Tiger Is a Baby, But His Wife Does A Real Man’s Work


This morning the news shows replayed what seems to be Elin Woods’ frantic call to 911 seeking paramedics to help her mother. Did you hear it? This poor girl is half-hysterical that her mother is collapsed in agony and when the operator asks if her mother is breathing, Elin helplessly responds with something like, “I don’t know; I had to come here to the phone!” She then seems to rush back to check her mother’s respiration.

Ridiculously and, like most self-important and uninformed people in positions of momentary authority, the operator admonishes her firmly to “calm down.” Can we just agree right now that no emergency responders should ever, EVER, utter such ineffective and condescending words again?

But then we hear the most revealing aspect of the brief and compelling recording: A BABY IS CRYING IN THE BACKGROUND!!  Isn’t that astonishing in its predictability? Not only is Tiger Woods’ wife publicly humiliated and stalked by relentless paparazzi because of her husband’s appalling lack of taste and judgment, but she is wide awake at 2:30 in the morning seeking help for her mother and dealing with a fretful child.
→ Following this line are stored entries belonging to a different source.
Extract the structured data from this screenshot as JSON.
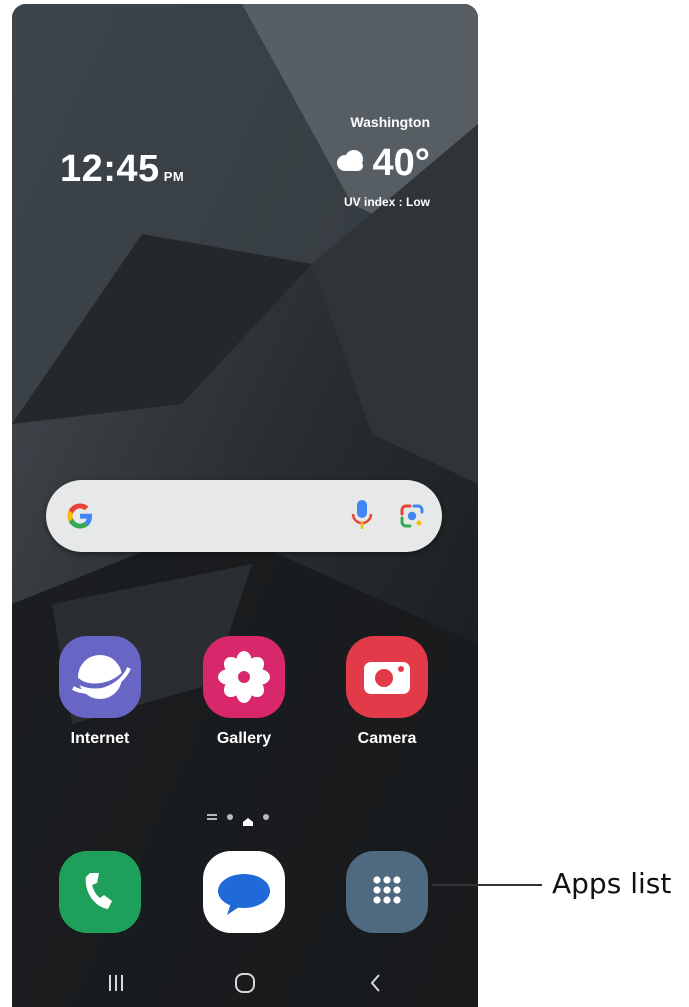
{
  "status": {
    "time": "12:45",
    "ampm": "PM"
  },
  "weather": {
    "city": "Washington",
    "temperature": "40°",
    "uv": "UV index : Low",
    "icon": "cloud-icon"
  },
  "search_bar": {
    "logo": "google-g-icon",
    "voice": "microphone-icon",
    "lens": "google-lens-icon"
  },
  "apps": [
    {
      "label": "Internet",
      "icon": "internet-icon",
      "color": "#6866c4"
    },
    {
      "label": "Gallery",
      "icon": "gallery-flower-icon",
      "color": "#d8276a"
    },
    {
      "label": "Camera",
      "icon": "camera-icon",
      "color": "#e33a4a"
    }
  ],
  "dock": [
    {
      "icon": "phone-icon",
      "color": "#1fa05a"
    },
    {
      "icon": "messages-icon",
      "color": "#ffffff"
    },
    {
      "icon": "apps-grid-icon",
      "color": "#4f6a80"
    }
  ],
  "page_indicator": {
    "pages": 4,
    "current": 2
  },
  "nav": {
    "recents": "recents-icon",
    "home": "home-icon",
    "back": "back-icon"
  },
  "callout": {
    "label": "Apps list"
  }
}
Funny thing about the Woods house and 2:30am, since that’s also the ungodly hour when Tiger crashed his car, twice, into inanimate objects. They should all just take those Ambien we hear he was prescribed and SLEEP!
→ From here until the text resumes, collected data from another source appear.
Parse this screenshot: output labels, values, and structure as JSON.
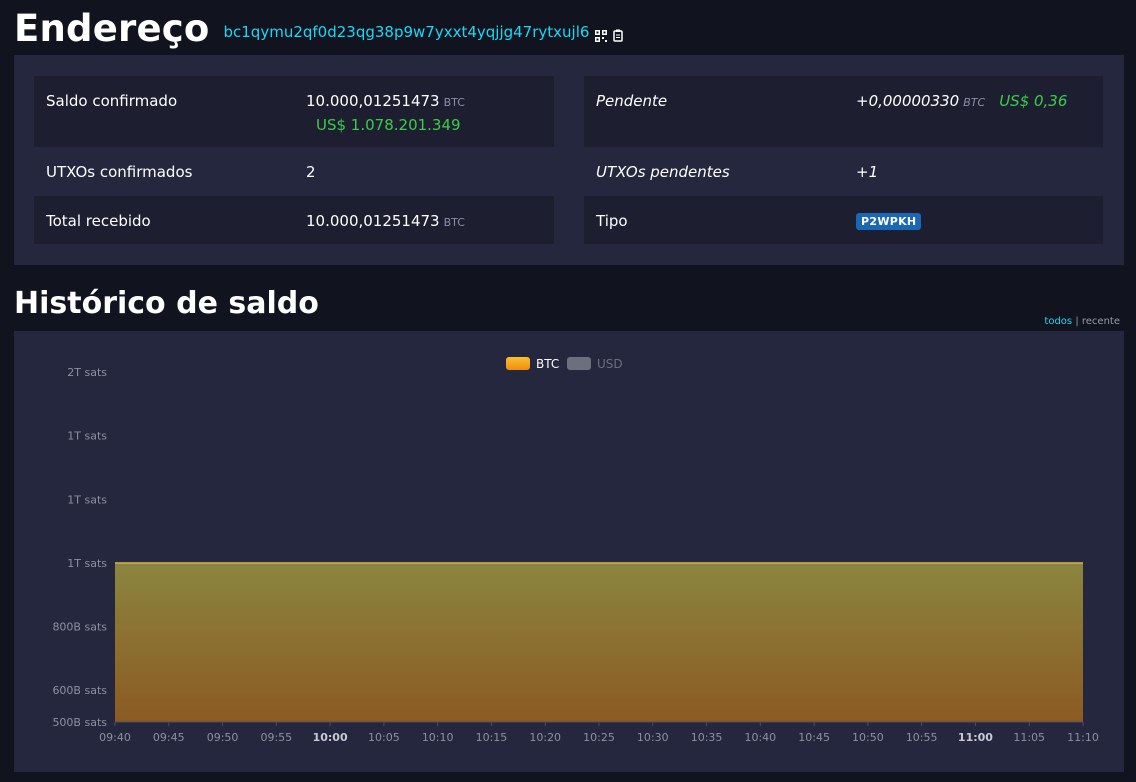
{
  "address": {
    "title": "Endereço",
    "value": "bc1qymu2qf0d23qg38p9w7yxxt4yqjjg47rytxujl6",
    "qr_icon": "qr-code-icon",
    "copy_icon": "copy-icon"
  },
  "summary": {
    "confirmed_label": "Saldo confirmado",
    "confirmed_value": "10.000,01251473",
    "confirmed_unit": "BTC",
    "confirmed_usd": "US$ 1.078.201.349",
    "pending_label": "Pendente",
    "pending_value": "+0,00000330",
    "pending_unit": "BTC",
    "pending_usd": "US$ 0,36",
    "utxos_confirmed_label": "UTXOs confirmados",
    "utxos_confirmed_value": "2",
    "utxos_pending_label": "UTXOs pendentes",
    "utxos_pending_value": "+1",
    "total_received_label": "Total recebido",
    "total_received_value": "10.000,01251473",
    "total_received_unit": "BTC",
    "type_label": "Tipo",
    "type_value": "P2WPKH"
  },
  "history": {
    "title": "Histórico de saldo",
    "toggle_all": "todos",
    "toggle_sep": "|",
    "toggle_recent": "recente"
  },
  "chart_data": {
    "type": "area",
    "legend": [
      {
        "name": "BTC",
        "color": "#f7a51a",
        "active": true
      },
      {
        "name": "USD",
        "color": "#6b6f7e",
        "active": false
      }
    ],
    "legend_position": "top-center",
    "y_ticks": [
      {
        "label": "2T sats",
        "value": 1800000000000
      },
      {
        "label": "1T sats",
        "value": 1600000000000
      },
      {
        "label": "1T sats",
        "value": 1400000000000
      },
      {
        "label": "1T sats",
        "value": 1200000000000
      },
      {
        "label": "800B sats",
        "value": 1000000000000
      },
      {
        "label": "600B sats",
        "value": 800000000000
      },
      {
        "label": "500B sats",
        "value": 700000000000
      }
    ],
    "ylim": [
      700000000000,
      1800000000000
    ],
    "x_ticks": [
      {
        "label": "09:40",
        "bold": false
      },
      {
        "label": "09:45",
        "bold": false
      },
      {
        "label": "09:50",
        "bold": false
      },
      {
        "label": "09:55",
        "bold": false
      },
      {
        "label": "10:00",
        "bold": true
      },
      {
        "label": "10:05",
        "bold": false
      },
      {
        "label": "10:10",
        "bold": false
      },
      {
        "label": "10:15",
        "bold": false
      },
      {
        "label": "10:20",
        "bold": false
      },
      {
        "label": "10:25",
        "bold": false
      },
      {
        "label": "10:30",
        "bold": false
      },
      {
        "label": "10:35",
        "bold": false
      },
      {
        "label": "10:40",
        "bold": false
      },
      {
        "label": "10:45",
        "bold": false
      },
      {
        "label": "10:50",
        "bold": false
      },
      {
        "label": "10:55",
        "bold": false
      },
      {
        "label": "11:00",
        "bold": true
      },
      {
        "label": "11:05",
        "bold": false
      },
      {
        "label": "11:10",
        "bold": false
      }
    ],
    "series": [
      {
        "name": "BTC",
        "x": [
          "09:40",
          "11:10"
        ],
        "values": [
          1200001251473,
          1200001251473
        ]
      }
    ],
    "grid": false
  }
}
Living in that Orlando area “mansion” (as it’s always called in the media) must be a real bitch right now. His mother is there, her mother and sister are there, Elin is somewhere nearby (either in a another house down the street or in the Woods house) the babies are with Elin. Some reports say that Tiger’s feisty mom was accused of helping keep his assignations secret from Elin, so I’m sure there’s extra betrayal there, too.

I can just see Tiger now, in his big media room (all these jocks have big media rooms for watching games and drinking with the buddies.) He points the remote control at the window blinds to darken his womb and points another at the TV and turns it on LOUD. At his side on the Barcalounger is his still-smokin’ blackberry so that he can feebly continue his pathetic damage control—or, if his track record is any indication, he’s still reaching out to other girls for comfort. Icky icky.

Can’t you just see Elin, out in the kitchen and family room where the sun still shines, handing her darling toddler daughter to her mother or sister so that she can feed her infant son for the hundredth time. As beautiful as she is, she must look exhausted and puffy from lack of sleep and constant crying, but there she remains as much as she can, as the Woman of the House. Life all women who learn their husbands have cheated, she feels like the tectonic plates beneath her life are sliding all over the place. She can’t believe that her love has betrayed her.

One betrayal, though, might have been survivable. Nine or ten or however many times he’s disrespected their family, however, it is now a behavior too pathological to ignore. This year hasn’t been a good one for child prodigies has it? First Michael and now Tiger; maybe their should have been allowed to learn how to live a life along the way.

And here’s my message to the press parked outside the Woods’ houses: Get out of there and give Élan and the kids the chance to get outside and escape from the House of Pain. Life will look a lot better to them all in the fresh air and sunshine.